Food and Focus
Find Your Market Niche and Stay FocusedJim A. says one of the key things he’s done that has contributed to his success is finding a market niche that no other baker occupies. “We’ve positioned ourselves as having a unique product. We don’t have a lot of competitors, and that has allowed us to maintain fairly high wholesale prices.”
Though Rebecca S.’s company provides a wide range of food service-related products and services, they are all focused on pasta. “We have been asked to do a lot of things that are very far off our path,” Rebecca says. “We think the way to survive is to become an expert in something. We’ve seen places that go too far out on a limb from their core business and get lost, and then they can’t be distinguished from others in the marketplace.”

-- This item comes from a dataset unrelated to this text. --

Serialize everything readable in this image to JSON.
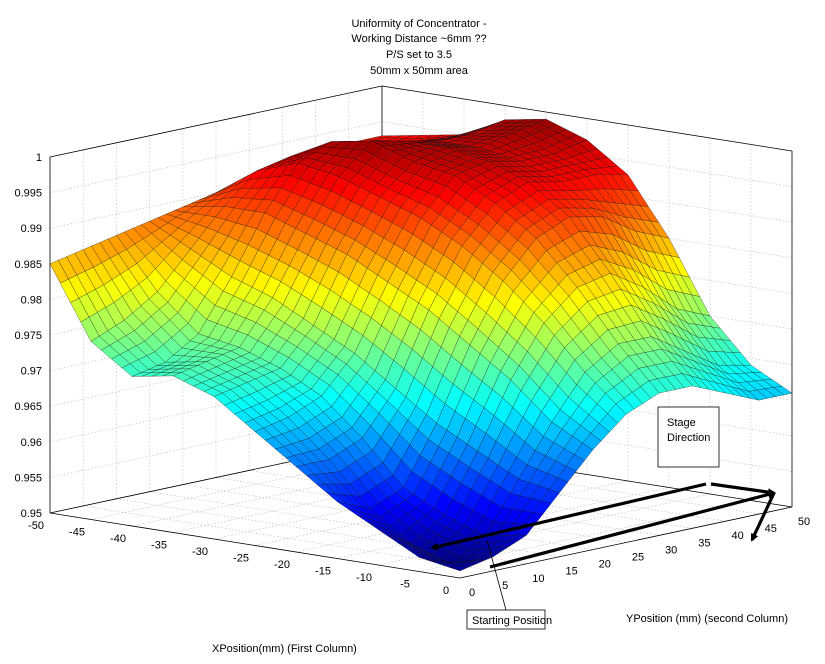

– Jacquelyn Lynn in Start Your Own Restaurant (and Five Other Food Businesses) (Entrepreneur Magazine’s Start Ups).
As these two food folks point out, focus is about marketing and focus is about management. The marketplace understands a focused business. When customers understand who you are, they know when to use you. If you’re too many things, the customers won’t understand any of them.
And management is stronger in a focused business. When your business is tightly defined, you can get very very good at what you do. When your business is a mile wide, you’ll never get more than an inch-deep of smart about any of it. And an inch-deep of smart usually doesn’t generate much profit.